SECTION 5 — ECONOMY AND ENERGY

  • Economy Type: Predominantly subsistence and labour-intensive agrarian. Trade occurs through barter at community and inter-regional levels. The primary “currency” is food, fuel, and skilled labour.
  • Agriculture: Dominant sector (40–60% of workforce). Transition from mechanised monoculture to labour-intensive production required a decade of adaptation.
  • Coal: Principal energy source. Partial extraction resumed at multiple coalfields in Scotland, Yorkshire, and South Wales. Primary uses include domestic heating, cooking, and limited electricity generation.
  • Electricity: A limited regional electrical grid is operational in some areas by 1999. Production is small-scale, coal-generated, and geographically confined to administrative and industrial centres.
  • Oil and Petroleum: Estimated production of 5,000–10,000 barrels/day total, primarily from Wytch Farm and limited onshore wells.

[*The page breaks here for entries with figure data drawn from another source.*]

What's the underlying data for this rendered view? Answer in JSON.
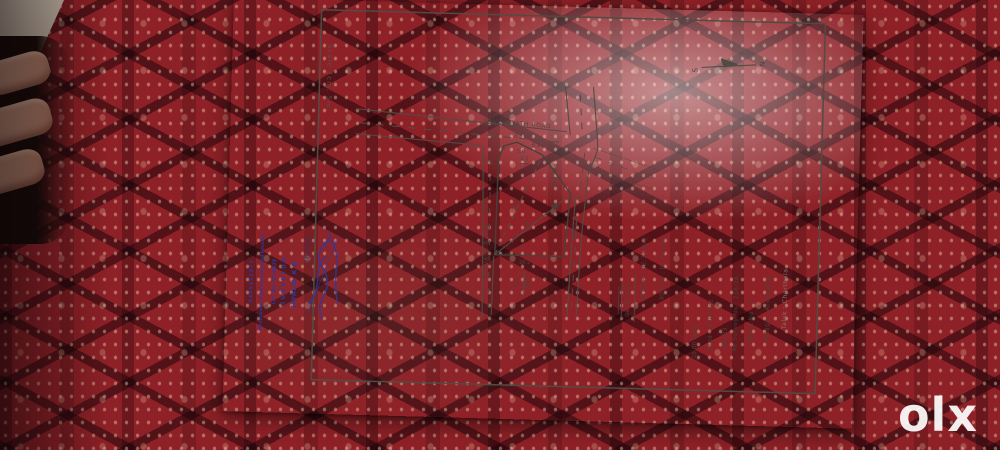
{
  "watermark": {
    "brand": "olx"
  },
  "document": {
    "scale_note": "Scale 1cm: 5m.",
    "north": {
      "n": "N",
      "s": "S"
    },
    "roads": {
      "panchayath": "PANCHAYATH ROAD",
      "private": "PRIVATE ROAD"
    },
    "title_block": {
      "taluk": "Taluk : Cherthala",
      "village": "Village : Arookutty",
      "block": "Block No : 5",
      "resurvey": "Re.Survey No : 218/2A,",
      "resurvey2": "907/23",
      "area": "Area : 4.05 Are",
      "area_cents": "(10.00 Cent)"
    },
    "area_list": {
      "line1": "907/23 : 01.71 Are",
      "line2": "218/2A : 02.34 Are",
      "total": "04.05 Are"
    },
    "parcel_label": {
      "numerator": "907",
      "denominator": "23"
    },
    "dimensions": {
      "west": "24.0",
      "left_out": "5.5",
      "jog": "1.5",
      "seg1": "3.3",
      "seg2": "6.2",
      "inner1": "5.8",
      "inner2": "5.5",
      "ne1": "8.3",
      "ne2": "14.0",
      "east": "16.5",
      "south": "16.2",
      "diag_dashed": "27.3",
      "diag_solid": "24"
    },
    "stamp": {
      "name": "JAYALAL K.R.",
      "role": "SURVEYOR",
      "lic": "Lic. No. 97/2022",
      "dept": "Directorate of Survey and Land Records",
      "phone": "9495252873",
      "date": "16-2-24"
    }
  }
}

Petroleum use is strictly rationed for seasonal agricultural mechanisation and essential logistics only.

SECTION 6 — TRANSPORT AND COMMUNICATIONS

  • Road Transport: Major roads are physically intact but functionally unusable at scale due to exhausted fuel, lack of maintenance, and debris. Horses and oxen are the dominant means of transport.
  • Rail and Air: No functional rail network and no civilian or military aviation.
  • Telecommunications: National telephone and broadcast networks are non-functional. Limited radio is operational in some governance centres for agricultural and security notices.
  • Knowledge Preservation: Libraries and technical manuals are treated as strategic assets. Formal instruction — though limited — is provided to the post-war generation to prevent total knowledge regression.